Next, the addition I made to HttpSession. Note that much of this code is directly taken from the code that I commented out in the previous listing.

/** * This methods sends any pending packets in the session. If no packets are * pending, this method simply returns. The method is declared synchronized * to avoid simultanious sending operations on this Session object. If two * threads try to run this method simultaniously, the first one will trigger * the pending packets to be sent, while the second one will simply return * (as there are no packets left to send). */
protected synchronized void sendPendingPackets()
{
     if (packetsToSend.size() <= 0)
     {
          return;
     }
     final Collection<Element> elements = packetsToSend.remove();      /*
      * TODO: This is a result of copy/pasting the code from
      * HttpSessionManager. Can we make this SessionPacketRouter a class
      * attribute? That would save us from having to recreate it for each
      * batch of packets that''s being sent.
      */
     final SessionPacketRouter router = new SessionPacketRouter(this);      for (Element packet : elements)
     {
          try
          {
               router.route(packet);
          }
          catch (UnsupportedEncodingException e)
          {
               Log.error(
                    "Client provided unsupported encoding type in auth request",
                    e);
          }
          catch (UnknownStanzaException e)
          {
               Log.error("Client provided unknown packet type", e);
          }
     }
}

Note that the getPacketsToSend() and releasePacketsToSend() methods in HttpSession are no longer used.

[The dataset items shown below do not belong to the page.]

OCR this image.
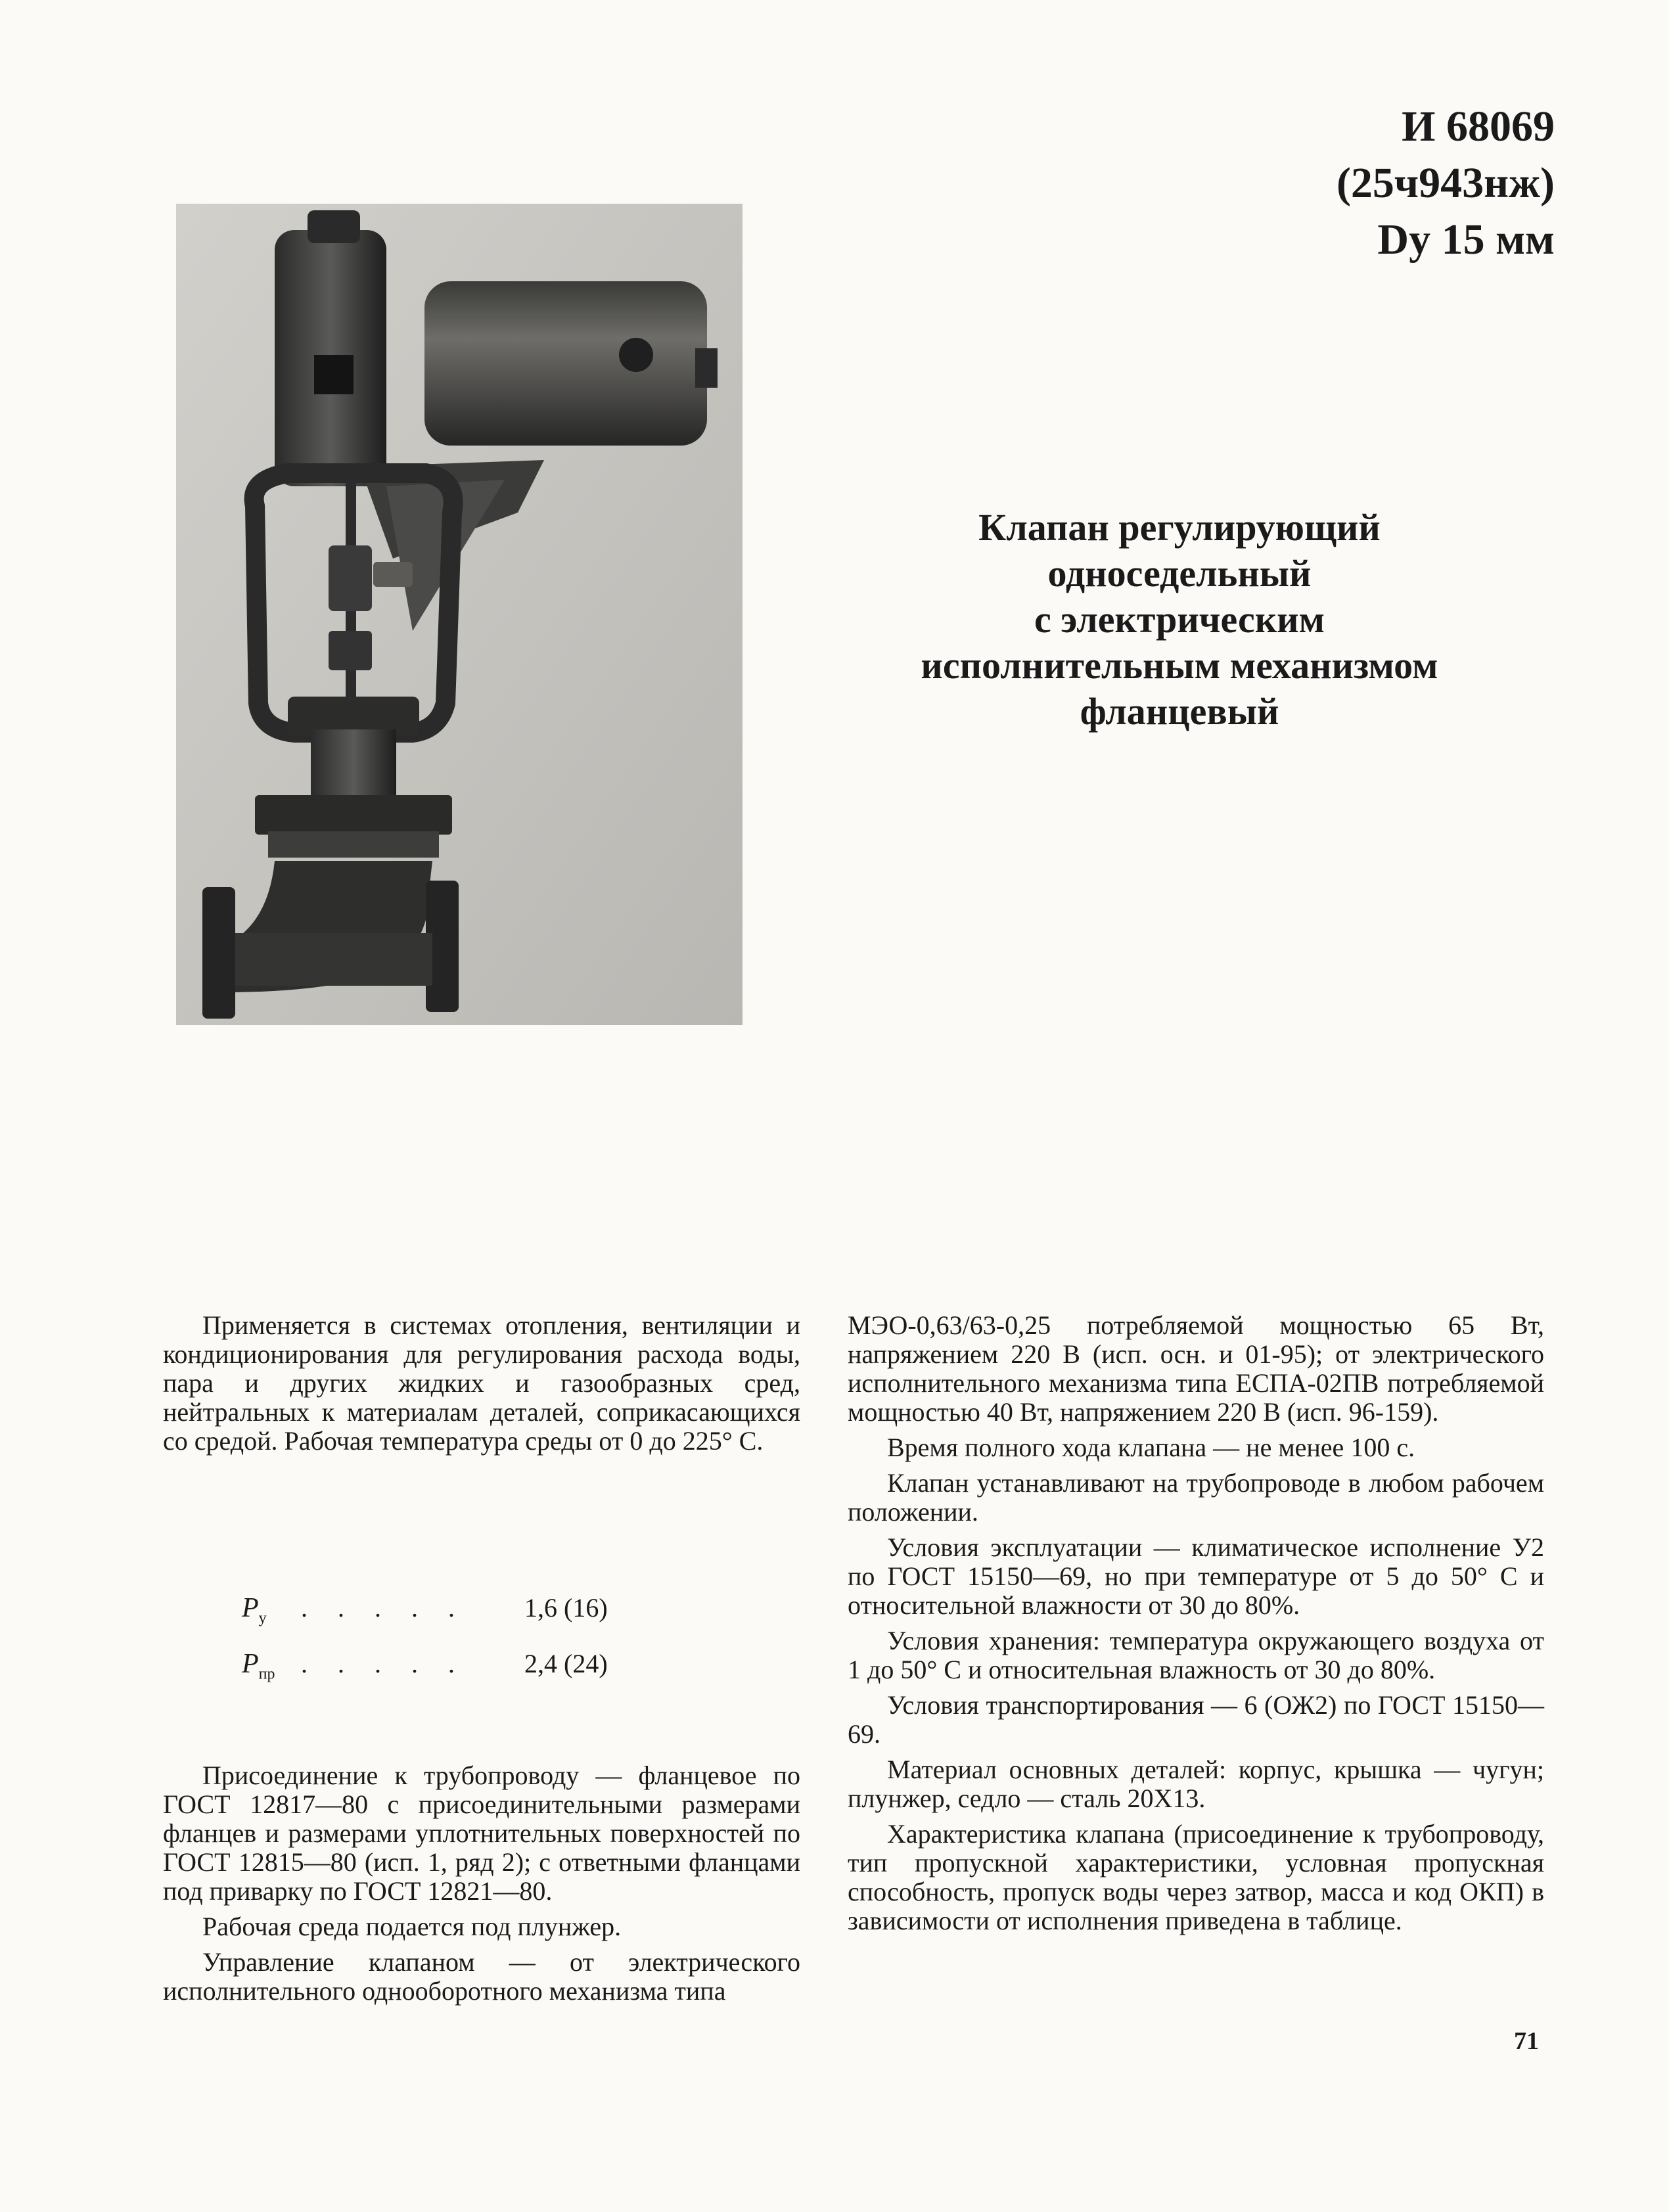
И 68069
(25ч943нж)
Dy 15 мм
Клапан регулирующий
односедельный
с электрическим
исполнительным механизмом
фланцевый

Применяется в системах отопления, вентиляции и кондиционирования для регулирования расхода воды, пара и других жидких и газообразных сред, нейтральных к материалам деталей, соприкасающихся со средой. Рабочая температура среды от 0 до 225° С.

$P_у$	. . . . .	1,6 (16)
$P_{пр}$ . . . . .	2,4 (24)

Присоединение к трубопроводу — фланцевое по ГОСТ 12817—80 с присоединительными размерами фланцев и размерами уплотнительных поверхностей по ГОСТ 12815—80 (исп. 1, ряд 2); с ответными фланцами под приварку по ГОСТ 12821—80.

Рабочая среда подается под плунжер.

Управление клапаном — от электрического исполнительного однооборотного механизма типа

МЭО-0,63/63-0,25 потребляемой мощностью 65 Вт, напряжением 220 В (исп. осн. и 01-95); от электрического исполнительного механизма типа ЕСПА-02ПВ потребляемой мощностью 40 Вт, напряжением 220 В (исп. 96-159).

Время полного хода клапана — не менее 100 с.

Клапан устанавливают на трубопроводе в любом рабочем положении.

Условия эксплуатации — климатическое исполнение У2 по ГОСТ 15150—69, но при температуре от 5 до 50° С и относительной влажности от 30 до 80%.

Условия хранения: температура окружающего воздуха от 1 до 50° С и относительная влажность от 30 до 80%.

Условия транспортирования — 6 (ОЖ2) по ГОСТ 15150—69.

Материал основных деталей: корпус, крышка — чугун; плунжер, седло — сталь 20Х13.

Характеристика клапана (присоединение к трубопроводу, тип пропускной характеристики, условная пропускная способность, пропуск воды через затвор, масса и код ОКП) в зависимости от исполнения приведена в таблице.

71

We’‘ve successfully deployed an Openfire patched like this to our test domain. We haven’'t tried stress or load tests, but normal client behavior (using http binding) seems to be ok.

Guus,

Changed the patch slightly… check it out:

http://www.igniterealtime.org/fisheye/changelog/svn-org/?cs=7985

Thanks,

Alex

That looks fine to me. I’‘ve adjusted my local patch to match yours. We’‘re probably deploying it on our production server early next week. I’'ll let you know if we run into something. Thanks for your help!

On a side note: will there be a new tag in the 3.2.x tree for this?

Guus,

Let me know how your tests go in your local environment and then we will tag and release from the 3.2.x branch.

Thanks,

Alex